Definition Rassismussensibilität

Trotz und innerhalb rassistischer sozialer Strukturen ist es Individuen möglich, ein Maß an Rassismussensibilität zu erreichen, welches als Gegengewicht zum individuellen wie strukturellen Rassismus verstanden und als Präventions- wie Interventionsressource nutzbar zu machen ist. Hier sind an erster Stelle Personen zu nennen, die von Rassismus selbst betroffen und dadurch gezwungen sind, täglich Umgangsstrategien dagegen zu entwickeln.
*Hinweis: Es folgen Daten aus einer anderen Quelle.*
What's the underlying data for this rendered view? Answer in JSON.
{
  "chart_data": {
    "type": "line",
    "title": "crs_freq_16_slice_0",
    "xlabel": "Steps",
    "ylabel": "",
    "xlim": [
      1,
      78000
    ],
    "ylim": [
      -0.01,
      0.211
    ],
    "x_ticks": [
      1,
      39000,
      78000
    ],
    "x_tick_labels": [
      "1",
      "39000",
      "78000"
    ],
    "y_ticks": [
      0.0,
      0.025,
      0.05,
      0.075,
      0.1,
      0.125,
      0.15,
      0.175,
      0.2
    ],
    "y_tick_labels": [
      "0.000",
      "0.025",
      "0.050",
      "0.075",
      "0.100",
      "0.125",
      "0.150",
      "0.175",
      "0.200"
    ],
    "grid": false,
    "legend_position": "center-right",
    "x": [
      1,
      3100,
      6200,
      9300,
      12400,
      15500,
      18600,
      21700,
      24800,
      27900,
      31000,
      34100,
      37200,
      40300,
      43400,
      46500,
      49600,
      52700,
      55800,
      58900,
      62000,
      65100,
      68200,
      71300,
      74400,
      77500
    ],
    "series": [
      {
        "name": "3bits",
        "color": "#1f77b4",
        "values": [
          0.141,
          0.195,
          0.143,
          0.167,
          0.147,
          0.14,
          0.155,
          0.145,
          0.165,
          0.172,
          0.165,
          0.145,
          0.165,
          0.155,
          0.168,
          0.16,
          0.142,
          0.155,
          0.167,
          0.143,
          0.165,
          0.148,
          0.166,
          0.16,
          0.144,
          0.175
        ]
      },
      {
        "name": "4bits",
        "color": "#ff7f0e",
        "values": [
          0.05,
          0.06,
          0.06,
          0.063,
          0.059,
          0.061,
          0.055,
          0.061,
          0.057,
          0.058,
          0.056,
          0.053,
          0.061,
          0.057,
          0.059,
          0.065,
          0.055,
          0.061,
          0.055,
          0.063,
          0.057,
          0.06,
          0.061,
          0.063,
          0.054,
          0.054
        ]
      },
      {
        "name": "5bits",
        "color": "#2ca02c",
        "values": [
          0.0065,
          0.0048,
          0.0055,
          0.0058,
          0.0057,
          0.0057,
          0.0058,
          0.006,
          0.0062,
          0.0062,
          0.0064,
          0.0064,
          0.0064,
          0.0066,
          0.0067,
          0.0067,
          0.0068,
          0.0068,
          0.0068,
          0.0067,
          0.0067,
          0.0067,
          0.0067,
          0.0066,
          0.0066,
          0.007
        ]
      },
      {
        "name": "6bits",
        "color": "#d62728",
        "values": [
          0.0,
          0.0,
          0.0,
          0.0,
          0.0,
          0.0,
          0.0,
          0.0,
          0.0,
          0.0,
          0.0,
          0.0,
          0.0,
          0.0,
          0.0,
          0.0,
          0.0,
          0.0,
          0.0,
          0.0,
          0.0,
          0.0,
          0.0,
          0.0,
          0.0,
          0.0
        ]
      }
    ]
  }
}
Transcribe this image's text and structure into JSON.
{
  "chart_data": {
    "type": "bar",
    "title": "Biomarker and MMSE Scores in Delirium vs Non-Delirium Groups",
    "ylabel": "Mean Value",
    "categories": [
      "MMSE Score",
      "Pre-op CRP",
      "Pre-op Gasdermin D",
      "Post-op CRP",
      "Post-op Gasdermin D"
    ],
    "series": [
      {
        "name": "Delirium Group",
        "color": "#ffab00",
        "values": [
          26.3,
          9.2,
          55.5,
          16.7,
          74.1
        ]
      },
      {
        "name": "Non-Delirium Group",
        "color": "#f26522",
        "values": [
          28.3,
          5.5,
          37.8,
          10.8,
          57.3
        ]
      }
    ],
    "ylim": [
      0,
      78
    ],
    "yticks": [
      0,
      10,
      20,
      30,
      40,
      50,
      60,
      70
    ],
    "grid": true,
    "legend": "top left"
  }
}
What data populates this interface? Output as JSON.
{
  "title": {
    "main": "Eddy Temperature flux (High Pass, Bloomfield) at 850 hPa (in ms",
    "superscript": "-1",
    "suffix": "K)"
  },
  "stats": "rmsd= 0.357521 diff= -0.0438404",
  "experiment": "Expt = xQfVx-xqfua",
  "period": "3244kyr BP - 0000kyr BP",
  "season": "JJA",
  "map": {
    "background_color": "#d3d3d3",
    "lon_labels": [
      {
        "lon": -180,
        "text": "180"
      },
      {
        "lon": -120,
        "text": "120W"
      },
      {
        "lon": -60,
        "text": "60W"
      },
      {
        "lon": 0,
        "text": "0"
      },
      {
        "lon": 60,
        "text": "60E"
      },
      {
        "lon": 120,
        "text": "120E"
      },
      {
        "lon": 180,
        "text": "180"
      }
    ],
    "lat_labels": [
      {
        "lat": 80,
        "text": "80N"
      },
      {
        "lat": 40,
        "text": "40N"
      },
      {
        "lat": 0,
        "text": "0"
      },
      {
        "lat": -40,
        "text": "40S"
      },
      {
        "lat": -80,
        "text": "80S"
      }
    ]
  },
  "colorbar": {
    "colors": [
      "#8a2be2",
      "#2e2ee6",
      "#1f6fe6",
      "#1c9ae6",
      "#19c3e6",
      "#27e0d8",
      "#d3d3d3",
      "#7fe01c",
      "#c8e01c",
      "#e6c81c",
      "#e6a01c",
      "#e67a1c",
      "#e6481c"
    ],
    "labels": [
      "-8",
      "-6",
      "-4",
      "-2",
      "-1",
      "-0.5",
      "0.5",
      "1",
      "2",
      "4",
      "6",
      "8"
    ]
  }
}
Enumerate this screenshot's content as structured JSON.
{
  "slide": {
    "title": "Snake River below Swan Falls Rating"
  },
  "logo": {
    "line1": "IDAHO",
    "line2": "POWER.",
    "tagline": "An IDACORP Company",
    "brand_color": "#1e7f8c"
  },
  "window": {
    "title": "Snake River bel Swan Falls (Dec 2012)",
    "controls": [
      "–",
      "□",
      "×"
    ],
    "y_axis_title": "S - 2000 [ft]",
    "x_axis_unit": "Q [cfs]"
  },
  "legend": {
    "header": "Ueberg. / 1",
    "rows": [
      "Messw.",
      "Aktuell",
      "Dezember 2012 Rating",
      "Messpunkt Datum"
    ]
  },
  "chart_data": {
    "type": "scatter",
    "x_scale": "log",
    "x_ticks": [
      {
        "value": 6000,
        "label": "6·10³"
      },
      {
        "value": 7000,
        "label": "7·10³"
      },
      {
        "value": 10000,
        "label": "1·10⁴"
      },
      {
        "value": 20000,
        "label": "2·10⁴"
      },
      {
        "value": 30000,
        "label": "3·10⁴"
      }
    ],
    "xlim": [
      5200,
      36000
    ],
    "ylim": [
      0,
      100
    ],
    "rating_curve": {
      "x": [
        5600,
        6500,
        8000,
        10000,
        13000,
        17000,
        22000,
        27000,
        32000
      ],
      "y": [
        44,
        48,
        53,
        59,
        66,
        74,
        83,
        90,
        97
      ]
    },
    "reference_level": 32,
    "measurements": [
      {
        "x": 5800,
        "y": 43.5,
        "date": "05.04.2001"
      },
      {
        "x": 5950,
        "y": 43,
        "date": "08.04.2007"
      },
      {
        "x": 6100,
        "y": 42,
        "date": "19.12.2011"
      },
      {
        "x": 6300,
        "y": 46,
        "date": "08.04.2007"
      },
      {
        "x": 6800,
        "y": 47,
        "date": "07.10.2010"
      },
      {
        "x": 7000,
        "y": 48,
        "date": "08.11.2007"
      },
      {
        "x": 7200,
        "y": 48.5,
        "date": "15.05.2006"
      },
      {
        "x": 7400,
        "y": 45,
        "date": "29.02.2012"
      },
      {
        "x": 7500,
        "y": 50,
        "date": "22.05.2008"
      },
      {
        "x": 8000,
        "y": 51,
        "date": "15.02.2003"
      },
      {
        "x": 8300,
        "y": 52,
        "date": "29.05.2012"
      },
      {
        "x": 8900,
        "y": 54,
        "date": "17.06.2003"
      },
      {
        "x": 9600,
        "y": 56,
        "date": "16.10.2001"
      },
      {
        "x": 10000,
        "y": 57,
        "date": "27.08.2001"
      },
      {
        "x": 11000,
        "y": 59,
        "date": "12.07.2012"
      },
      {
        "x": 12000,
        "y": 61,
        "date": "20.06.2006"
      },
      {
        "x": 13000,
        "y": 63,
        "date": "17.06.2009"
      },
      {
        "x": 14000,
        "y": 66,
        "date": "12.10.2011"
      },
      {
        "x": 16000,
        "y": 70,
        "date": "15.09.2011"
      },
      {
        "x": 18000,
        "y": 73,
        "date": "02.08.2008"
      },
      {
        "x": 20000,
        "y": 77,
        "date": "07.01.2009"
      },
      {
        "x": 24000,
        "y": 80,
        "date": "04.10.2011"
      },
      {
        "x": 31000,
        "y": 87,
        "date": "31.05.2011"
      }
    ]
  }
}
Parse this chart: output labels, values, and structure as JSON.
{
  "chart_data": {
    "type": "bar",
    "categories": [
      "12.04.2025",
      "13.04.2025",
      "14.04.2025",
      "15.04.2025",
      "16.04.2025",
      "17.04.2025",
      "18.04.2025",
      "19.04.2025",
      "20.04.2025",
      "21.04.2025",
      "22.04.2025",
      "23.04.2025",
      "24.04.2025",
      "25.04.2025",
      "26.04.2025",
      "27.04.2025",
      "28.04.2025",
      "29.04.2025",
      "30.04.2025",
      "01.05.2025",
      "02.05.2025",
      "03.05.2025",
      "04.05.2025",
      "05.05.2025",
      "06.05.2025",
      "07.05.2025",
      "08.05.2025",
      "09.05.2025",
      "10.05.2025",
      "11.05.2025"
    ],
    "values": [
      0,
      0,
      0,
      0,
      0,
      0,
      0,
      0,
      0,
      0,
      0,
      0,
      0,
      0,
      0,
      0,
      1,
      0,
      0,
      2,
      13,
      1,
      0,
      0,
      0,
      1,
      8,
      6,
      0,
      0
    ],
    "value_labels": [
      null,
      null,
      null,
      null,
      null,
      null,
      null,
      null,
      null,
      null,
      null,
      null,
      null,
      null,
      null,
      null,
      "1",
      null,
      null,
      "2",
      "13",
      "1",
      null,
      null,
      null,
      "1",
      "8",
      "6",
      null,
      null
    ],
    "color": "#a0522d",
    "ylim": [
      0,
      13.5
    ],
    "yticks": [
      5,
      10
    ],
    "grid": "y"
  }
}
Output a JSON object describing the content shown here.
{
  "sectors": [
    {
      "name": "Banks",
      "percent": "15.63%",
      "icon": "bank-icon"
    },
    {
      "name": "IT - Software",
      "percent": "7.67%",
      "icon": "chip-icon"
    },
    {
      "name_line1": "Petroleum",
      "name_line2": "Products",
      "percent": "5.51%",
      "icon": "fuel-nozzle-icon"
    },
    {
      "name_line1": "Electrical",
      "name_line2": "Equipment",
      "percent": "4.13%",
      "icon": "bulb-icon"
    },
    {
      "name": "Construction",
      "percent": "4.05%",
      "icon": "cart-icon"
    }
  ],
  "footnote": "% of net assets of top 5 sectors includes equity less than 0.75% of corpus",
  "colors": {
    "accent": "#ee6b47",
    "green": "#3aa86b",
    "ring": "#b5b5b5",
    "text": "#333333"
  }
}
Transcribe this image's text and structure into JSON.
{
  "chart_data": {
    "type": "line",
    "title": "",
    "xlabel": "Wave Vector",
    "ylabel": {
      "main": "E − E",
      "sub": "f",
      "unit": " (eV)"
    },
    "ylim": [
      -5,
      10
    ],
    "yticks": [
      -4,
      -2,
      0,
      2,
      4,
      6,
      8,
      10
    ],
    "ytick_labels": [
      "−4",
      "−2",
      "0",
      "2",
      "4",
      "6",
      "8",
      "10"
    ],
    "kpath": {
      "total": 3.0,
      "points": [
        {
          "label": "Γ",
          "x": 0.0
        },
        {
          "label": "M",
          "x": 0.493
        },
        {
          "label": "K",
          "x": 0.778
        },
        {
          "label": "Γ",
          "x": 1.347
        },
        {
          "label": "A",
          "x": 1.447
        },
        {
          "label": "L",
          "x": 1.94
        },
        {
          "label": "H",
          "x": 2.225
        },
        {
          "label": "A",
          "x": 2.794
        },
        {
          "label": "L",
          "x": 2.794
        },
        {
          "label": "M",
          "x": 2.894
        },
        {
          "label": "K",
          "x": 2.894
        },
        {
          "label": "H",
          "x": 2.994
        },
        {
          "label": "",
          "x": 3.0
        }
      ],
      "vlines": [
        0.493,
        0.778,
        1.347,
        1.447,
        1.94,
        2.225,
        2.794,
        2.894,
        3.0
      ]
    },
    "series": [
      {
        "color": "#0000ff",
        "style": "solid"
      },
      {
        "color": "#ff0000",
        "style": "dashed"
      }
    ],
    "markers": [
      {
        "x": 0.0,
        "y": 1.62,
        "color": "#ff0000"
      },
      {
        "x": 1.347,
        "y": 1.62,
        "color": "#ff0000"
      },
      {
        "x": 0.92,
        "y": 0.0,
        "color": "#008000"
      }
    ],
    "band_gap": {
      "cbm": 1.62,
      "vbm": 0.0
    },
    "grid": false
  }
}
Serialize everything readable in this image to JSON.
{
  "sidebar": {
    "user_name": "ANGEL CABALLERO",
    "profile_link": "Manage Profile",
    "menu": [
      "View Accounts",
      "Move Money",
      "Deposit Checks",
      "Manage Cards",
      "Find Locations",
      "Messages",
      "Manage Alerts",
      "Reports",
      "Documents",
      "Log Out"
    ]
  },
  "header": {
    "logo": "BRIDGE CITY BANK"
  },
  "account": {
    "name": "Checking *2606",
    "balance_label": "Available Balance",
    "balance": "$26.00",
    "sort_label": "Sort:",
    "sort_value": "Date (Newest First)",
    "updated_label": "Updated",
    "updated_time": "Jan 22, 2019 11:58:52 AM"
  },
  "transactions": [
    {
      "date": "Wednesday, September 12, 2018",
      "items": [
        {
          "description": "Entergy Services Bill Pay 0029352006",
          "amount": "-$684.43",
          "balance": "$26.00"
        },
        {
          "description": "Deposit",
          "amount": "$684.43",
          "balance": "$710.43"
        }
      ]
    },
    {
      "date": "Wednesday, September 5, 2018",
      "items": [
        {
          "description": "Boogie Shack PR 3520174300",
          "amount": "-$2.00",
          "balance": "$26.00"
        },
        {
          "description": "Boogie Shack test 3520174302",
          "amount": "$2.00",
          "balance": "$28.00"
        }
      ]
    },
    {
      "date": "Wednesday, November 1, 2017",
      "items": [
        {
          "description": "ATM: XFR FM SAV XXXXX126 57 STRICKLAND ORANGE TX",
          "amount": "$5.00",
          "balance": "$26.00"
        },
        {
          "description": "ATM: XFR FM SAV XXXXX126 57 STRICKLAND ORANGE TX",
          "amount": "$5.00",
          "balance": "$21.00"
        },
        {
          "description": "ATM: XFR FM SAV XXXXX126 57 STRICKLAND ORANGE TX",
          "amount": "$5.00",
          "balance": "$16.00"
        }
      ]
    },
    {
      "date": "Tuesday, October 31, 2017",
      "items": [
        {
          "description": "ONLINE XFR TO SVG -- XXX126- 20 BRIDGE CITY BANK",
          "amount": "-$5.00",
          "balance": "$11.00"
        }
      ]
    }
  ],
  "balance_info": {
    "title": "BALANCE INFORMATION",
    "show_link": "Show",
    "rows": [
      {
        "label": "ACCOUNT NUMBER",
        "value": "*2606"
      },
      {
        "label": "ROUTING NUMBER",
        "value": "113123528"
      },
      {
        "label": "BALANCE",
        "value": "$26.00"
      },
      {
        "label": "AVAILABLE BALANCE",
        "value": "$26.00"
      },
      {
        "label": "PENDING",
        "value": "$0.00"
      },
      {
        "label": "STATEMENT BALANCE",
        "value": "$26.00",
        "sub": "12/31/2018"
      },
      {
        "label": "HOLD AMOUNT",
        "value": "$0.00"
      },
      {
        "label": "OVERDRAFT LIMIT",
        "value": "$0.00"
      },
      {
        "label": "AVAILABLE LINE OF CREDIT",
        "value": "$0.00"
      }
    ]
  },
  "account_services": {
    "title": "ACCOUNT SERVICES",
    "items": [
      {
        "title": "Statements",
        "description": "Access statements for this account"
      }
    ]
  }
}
Dies betrifft aber auch Personen, die – obwohl nicht selbst Opfer von Rassismus – diesen aus moralischen und politischen Gründen ablehnen oder aufgrund ihres Professionsverständnisses in Konflikt mit rassistischen Mechanismen geraten. Rassismussensibilität im Kontext der Kita beginnt diesem Ansatz folgend beim professionellen Leitbild und führt durch reflektierte pädagogische Interaktionen der Fachkräfte mit den Kindern zu einem rassismuskritischen Bildungsgeschehen. Damit können Kitas auch ein Gegenpol zu eventuell vorhandenen rassistischen Haltungen einzelner Eltern sein. Wie und in welchem Maße sich in Kitas eine Rassismussensibilität nachweisen lässt, wurde mit einer Studie in Rheinland-Pfalz untersucht, die im Folgenden kurz vorgestellt wird:

Studie zur Rassismussensibilität in rheinland-pfälzischen Kitas (Bundschuh/Müller 2019)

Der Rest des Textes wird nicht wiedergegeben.